Discussion in 'Retirement' started by norcot, Oct 23, 2011.

  1. I've just started to fill out the application form to receive my pension and discover I can convert part of my annual pension in order to receive a bigger lump sum. It's a bit of a gamble - trying to weigh up how long I might live after retirement! Also have to factor in the rate of inflation which means pension increases are doing well at the moment. Are the government likely to stop pension increases being linked to the annual inflation rate?
     
  2. lindenlea

    lindenlea Star commenter

    I wouldn't be surprised if that link goes.
    I didn't know you could take cash out of the Teacher's Pension scheme. I wouldn't do it - I'd rather gamble on living to 103
    Do you need the cash for something specific. If you don't want to spend it, the alternatives are not that great - poor savings rates and very erratic values for equities - although you could pick up a cheap investment if you're really lucky. The TP gives the best return as far as I know.
    But if you talking about a private pension I might take as much cash as possible and just look for the best investment / saving account I could find ( or spend some of course - invest in your life why not!) The alternative would be an annuity and I believe they are not the best place to put your money if you have a choice.
    I wonder what other people think, it is a personal choice after all.
     
  3. The pension increases are in line with the rate of inflation. so in real terms the annual pension stays the same.
    If you take an extra £1200 lump sum you lose £100 a year pension.

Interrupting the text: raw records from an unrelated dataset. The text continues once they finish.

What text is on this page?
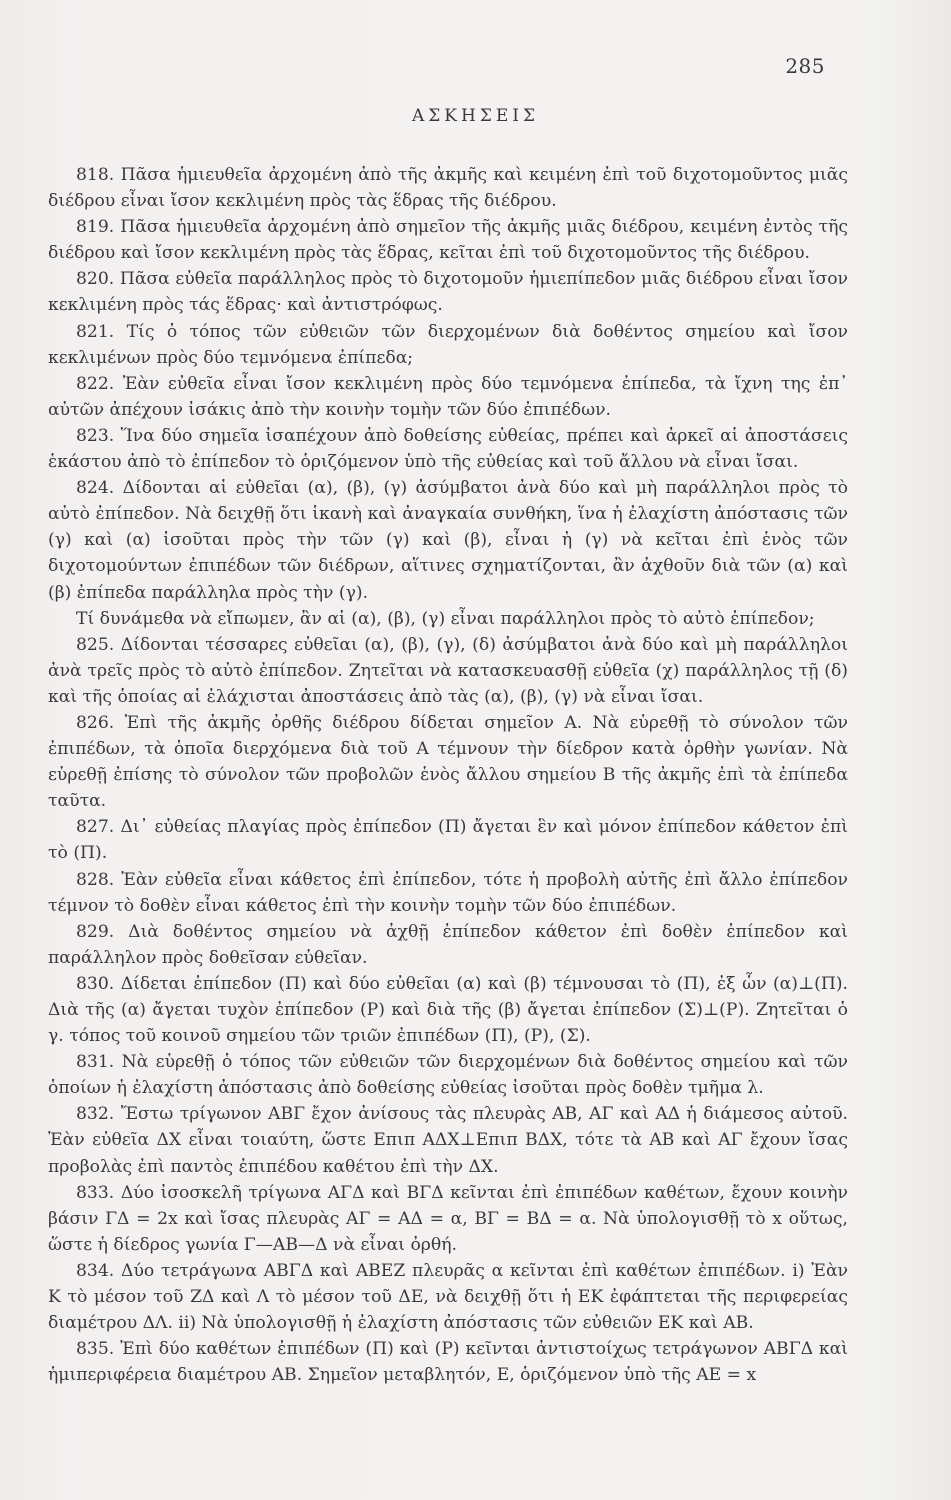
285
ΑΣΚΗΣΕΙΣ

818. Πᾶσα ἡμιευθεῖα ἀρχομένη ἀπὸ τῆς ἀκμῆς καὶ κειμένη ἐπὶ τοῦ διχοτομοῦντος μιᾶς διέδρου εἶναι ἴσον κεκλιμένη πρὸς τὰς ἕδρας τῆς διέδρου.

819. Πᾶσα ἡμιευθεῖα ἀρχομένη ἀπὸ σημεῖον τῆς ἀκμῆς μιᾶς διέδρου, κειμένη ἐντὸς τῆς διέδρου καὶ ἴσον κεκλιμένη πρὸς τὰς ἕδρας, κεῖται ἐπὶ τοῦ διχοτομοῦντος τῆς διέδρου.

820. Πᾶσα εὐθεῖα παράλληλος πρὸς τὸ διχοτομοῦν ἡμιεπίπεδον μιᾶς διέδρου εἶναι ἴσον κεκλιμένη πρὸς τάς ἕδρας· καὶ ἀντιστρόφως.

821. Τίς ὁ τόπος τῶν εὐθειῶν τῶν διερχομένων διὰ δοθέντος σημείου καὶ ἴσον κεκλιμένων πρὸς δύο τεμνόμενα ἐπίπεδα;

822. Ἐὰν εὐθεῖα εἶναι ἴσον κεκλιμένη πρὸς δύο τεμνόμενα ἐπίπεδα, τὰ ἴχνη της ἐπ᾽ αὐτῶν ἀπέχουν ἰσάκις ἀπὸ τὴν κοινὴν τομὴν τῶν δύο ἐπιπέδων.

823. Ἵνα δύο σημεῖα ἰσαπέχουν ἀπὸ δοθείσης εὐθείας, πρέπει καὶ ἀρκεῖ αἱ ἀποστάσεις ἑκάστου ἀπὸ τὸ ἐπίπεδον τὸ ὁριζόμενον ὑπὸ τῆς εὐθείας καὶ τοῦ ἄλλου νὰ εἶναι ἴσαι.

824. Δίδονται αἱ εὐθεῖαι (α), (β), (γ) ἀσύμβατοι ἀνὰ δύο καὶ μὴ παράλληλοι πρὸς τὸ αὐτὸ ἐπίπεδον. Νὰ δειχθῇ ὅτι ἱκανὴ καὶ ἀναγκαία συνθήκη, ἵνα ἡ ἐλαχίστη ἀπόστασις τῶν (γ) καὶ (α) ἰσοῦται πρὸς τὴν τῶν (γ) καὶ (β), εἶναι ἡ (γ) νὰ κεῖται ἐπὶ ἑνὸς τῶν διχοτομούντων ἐπιπέδων τῶν διέδρων, αἵτινες σχηματίζονται, ἂν ἀχθοῦν διὰ τῶν (α) καὶ (β) ἐπίπεδα παράλληλα πρὸς τὴν (γ).

Τί δυνάμεθα νὰ εἴπωμεν, ἂν αἱ (α), (β), (γ) εἶναι παράλληλοι πρὸς τὸ αὐτὸ ἐπίπεδον;

825. Δίδονται τέσσαρες εὐθεῖαι (α), (β), (γ), (δ) ἀσύμβατοι ἀνὰ δύο καὶ μὴ παράλληλοι ἀνὰ τρεῖς πρὸς τὸ αὐτὸ ἐπίπεδον. Ζητεῖται νὰ κατασκευασθῇ εὐθεῖα (χ) παράλληλος τῇ (δ) καὶ τῆς ὁποίας αἱ ἐλάχισται ἀποστάσεις ἀπὸ τὰς (α), (β), (γ) νὰ εἶναι ἴσαι.

826. Ἐπὶ τῆς ἀκμῆς ὀρθῆς διέδρου δίδεται σημεῖον Α. Νὰ εὑρεθῇ τὸ σύνολον τῶν ἐπιπέδων, τὰ ὁποῖα διερχόμενα διὰ τοῦ Α τέμνουν τὴν δίεδρον κατὰ ὀρθὴν γωνίαν. Νὰ εὑρεθῇ ἐπίσης τὸ σύνολον τῶν προβολῶν ἑνὸς ἄλλου σημείου Β τῆς ἀκμῆς ἐπὶ τὰ ἐπίπεδα ταῦτα.

827. Δι᾽ εὐθείας πλαγίας πρὸς ἐπίπεδον (Π) ἄγεται ἓν καὶ μόνον ἐπίπεδον κάθετον ἐπὶ τὸ (Π).

828. Ἐὰν εὐθεῖα εἶναι κάθετος ἐπὶ ἐπίπεδον, τότε ἡ προβολὴ αὐτῆς ἐπὶ ἄλλο ἐπίπεδον τέμνον τὸ δοθὲν εἶναι κάθετος ἐπὶ τὴν κοινὴν τομὴν τῶν δύο ἐπιπέδων.

829. Διὰ δοθέντος σημείου νὰ ἀχθῇ ἐπίπεδον κάθετον ἐπὶ δοθὲν ἐπίπεδον καὶ παράλληλον πρὸς δοθεῖσαν εὐθεῖαν.

830. Δίδεται ἐπίπεδον (Π) καὶ δύο εὐθεῖαι (α) καὶ (β) τέμνουσαι τὸ (Π), ἐξ ὧν (α)⊥(Π). Διὰ τῆς (α) ἄγεται τυχὸν ἐπίπεδον (Ρ) καὶ διὰ τῆς (β) ἄγεται ἐπίπεδον (Σ)⊥(Ρ). Ζητεῖται ὁ γ. τόπος τοῦ κοινοῦ σημείου τῶν τριῶν ἐπιπέδων (Π), (Ρ), (Σ).

831. Νὰ εὑρεθῇ ὁ τόπος τῶν εὐθειῶν τῶν διερχομένων διὰ δοθέντος σημείου καὶ τῶν ὁποίων ἡ ἐλαχίστη ἀπόστασις ἀπὸ δοθείσης εὐθείας ἰσοῦται πρὸς δοθὲν τμῆμα λ.

832. Ἔστω τρίγωνον ΑΒΓ ἔχον ἀνίσους τὰς πλευρὰς ΑΒ, ΑΓ καὶ ΑΔ ἡ διάμεσος αὐτοῦ. Ἐὰν εὐθεῖα ΔΧ εἶναι τοιαύτη, ὥστε Επιπ ΑΔΧ⊥Επιπ ΒΔΧ, τότε τὰ ΑΒ καὶ ΑΓ ἔχουν ἴσας προβολὰς ἐπὶ παντὸς ἐπιπέδου καθέτου ἐπὶ τὴν ΔΧ.

833. Δύο ἰσοσκελῆ τρίγωνα ΑΓΔ καὶ ΒΓΔ κεῖνται ἐπὶ ἐπιπέδων καθέτων, ἔχουν κοινὴν βάσιν ΓΔ = 2x καὶ ἴσας πλευρὰς ΑΓ = ΑΔ = α, ΒΓ = ΒΔ = α. Νὰ ὑπολογισθῇ τὸ x οὕτως, ὥστε ἡ δίεδρος γωνία Γ—ΑΒ—Δ νὰ εἶναι ὀρθή.

834. Δύο τετράγωνα ΑΒΓΔ καὶ ΑΒΕΖ πλευρᾶς α κεῖνται ἐπὶ καθέτων ἐπιπέδων. i) Ἐὰν Κ τὸ μέσον τοῦ ΖΔ καὶ Λ τὸ μέσον τοῦ ΔΕ, νὰ δειχθῇ ὅτι ἡ ΕΚ ἐφάπτεται τῆς περιφερείας διαμέτρου ΔΛ. ii) Νὰ ὑπολογισθῇ ἡ ἐλαχίστη ἀπόστασις τῶν εὐθειῶν ΕΚ καὶ ΑΒ.

835. Ἐπὶ δύο καθέτων ἐπιπέδων (Π) καὶ (Ρ) κεῖνται ἀντιστοίχως τετράγωνον ΑΒΓΔ καὶ ἡμιπεριφέρεια διαμέτρου ΑΒ. Σημεῖον μεταβλητόν, Ε, ὁριζόμενον ὑπὸ τῆς ΑΕ = x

If you pay 20% tax then the loss is £80 a year. This would lead to a break even point after 15 years. You can ignore the increases in pension. If prices double in 15 years your pension will also double, but it will only be worth the same in terms of spending power.
    The Lib-Cons have got away with replacing RPI with the lower CPI to increase the pension, but I dont think they could stop the increases altogether.
    If you want the extra lump sum to spend or pay off loans you might as well take it. Otherwise just leave it as extra pension. If you want to make other people rich you could take the extra lump sum to invest or buy an annuity.
     
  4. Yes.

     
  5. As a matter of interest what percentage of your pension to expect to lose through ARB?
     
  6. You will lose 5% for every year early that you take it. So if you take ARB at 55 (5 years early) you will lose 25%. But don't forget that you will also be getting 75% for an extra 5 years. And you can do supply (if you can get any) whilst drawing an ARB.